By then, the twin cities of empire – Glasgow and Rangoon – had begun to resemble one another to an amazing degree.
Many of the Scottish companies operating in Burma at the time had offices in both Glasgow and Rangoon and the same architects were employed in the construction of both.
For instance, the Scottish architect John Begg (1866-1937) designed buildings in Scotland, India and Rangoon, including the Customs House on Strand Road, Central Telegraph Office on Pansodan, and Printing and Publishing Enterprise across from the Secretariat on Thein Phyu Road.

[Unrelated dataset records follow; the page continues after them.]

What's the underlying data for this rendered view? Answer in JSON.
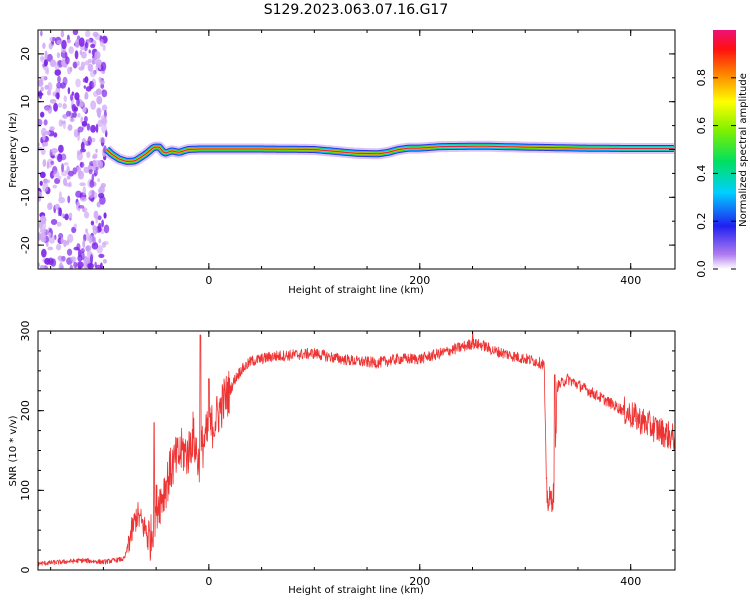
{
  "title": "S129.2023.063.07.16.G17",
  "colors": {
    "snr_line": "#ee3333",
    "ridge_core": "#e8223a",
    "ridge_mid": "#22dd22",
    "ridge_outer": "#2233ee",
    "noise": "#7a1ee8",
    "halo": "#cfa8f5"
  },
  "chart_data": [
    {
      "type": "heatmap",
      "title": "S129.2023.063.07.16.G17",
      "xlabel": "Height of straight line (km)",
      "ylabel": "Frequency (Hz)",
      "xlim": [
        -162,
        442
      ],
      "ylim": [
        -25,
        25
      ],
      "xticks": [
        0,
        200,
        400
      ],
      "yticks": [
        -20,
        -10,
        0,
        10,
        20
      ],
      "grid": false,
      "colorbar": {
        "label": "Normalized spectral amplitude",
        "range": [
          0,
          1
        ],
        "ticks": [
          "0.0",
          "0.2",
          "0.4",
          "0.6",
          "0.8"
        ],
        "colormap": "rainbow (white/violet at 0, red/magenta at 1)"
      },
      "noise_region_x": [
        -162,
        -97
      ],
      "ridge": {
        "x": [
          -97,
          -92,
          -85,
          -78,
          -70,
          -60,
          -52,
          -47,
          -42,
          -35,
          -28,
          -20,
          -10,
          0,
          50,
          100,
          120,
          140,
          160,
          170,
          180,
          190,
          200,
          220,
          260,
          300,
          350,
          400,
          442
        ],
        "freq": [
          0.0,
          -1.0,
          -2.0,
          -2.5,
          -2.4,
          -1.0,
          0.5,
          0.5,
          -0.8,
          -0.3,
          -0.6,
          0.0,
          0.1,
          0.1,
          0.1,
          0.0,
          -0.4,
          -0.8,
          -0.9,
          -0.6,
          0.0,
          0.3,
          0.3,
          0.6,
          0.7,
          0.5,
          0.3,
          0.2,
          0.2
        ]
      }
    },
    {
      "type": "line",
      "xlabel": "Height of straight line (km)",
      "ylabel": "SNR (10 * v/v)",
      "xlim": [
        -162,
        442
      ],
      "ylim": [
        0,
        300
      ],
      "xticks": [
        0,
        200,
        400
      ],
      "yticks": [
        0,
        100,
        200,
        300
      ],
      "grid": false,
      "series": [
        {
          "x": [
            -162,
            -140,
            -120,
            -100,
            -90,
            -80,
            -75,
            -68,
            -60,
            -55,
            -50,
            -45,
            -40,
            -35,
            -30,
            -25,
            -20,
            -15,
            -10,
            -5,
            0,
            5,
            10,
            15,
            20,
            25,
            30,
            40,
            50,
            60,
            80,
            100,
            120,
            140,
            160,
            180,
            200,
            220,
            240,
            250,
            260,
            270,
            280,
            290,
            300,
            310,
            318,
            320,
            322,
            325,
            328,
            330,
            335,
            340,
            360,
            380,
            400,
            420,
            442
          ],
          "y": [
            8,
            10,
            12,
            10,
            12,
            14,
            40,
            70,
            50,
            40,
            80,
            90,
            110,
            130,
            140,
            150,
            145,
            170,
            135,
            160,
            175,
            185,
            200,
            215,
            225,
            240,
            250,
            262,
            265,
            268,
            270,
            272,
            266,
            262,
            260,
            265,
            265,
            272,
            280,
            284,
            282,
            275,
            272,
            268,
            265,
            262,
            258,
            100,
            85,
            90,
            95,
            230,
            235,
            240,
            225,
            210,
            195,
            180,
            165
          ]
        }
      ],
      "spikes": [
        {
          "x": -52,
          "y": 185
        },
        {
          "x": -8,
          "y": 295
        },
        {
          "x": 0,
          "y": 240
        },
        {
          "x": 250,
          "y": 298
        },
        {
          "x": 328,
          "y": 245
        }
      ]
    }
  ]
}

Even the door-knobs, elevators, iron posts and railings of many of Rangoon’s office buildings were made in the iron foundries of Lanarkshire.
Moreover, by the twentieth-century, Burmese students were beginning to travel to Scotland to study in growing numbers.
The first two Burmese students to study at the University of Glasgow arrived in 1913-14 (their names were Maung Soe Minn and Maung Kyaw Htin and they studied medicine and botany, respectively).
At least one Burmese man, Dr. Ba Kin, studied medicine at the University of Edinburgh, graduating in 1920, and there were likely many more.
The Japanese invasion and the devastation of WW2 led to the running down of Scottish businesses in Burma. But, while Scottish firms were compensated for their losses following the War, the post-war independent state of Burma was left in tatters, with much of its infrastructure destroyed.
The Scottish connection, however, lives on. Just take a walk downtown in Yangon today. You will see signs above doctor’s offices that read “M.Sc. Edinburgh”, a church called the Scots Kirk, advertisements for “Glan Master” whisky, and longyi patterns that look suspiciously like Scottish tartan.
Perhaps there’s even a Loch Ness monster lurking in the bowels of Inya Lake? The connections between Scotland and Myanmar run deep, after all.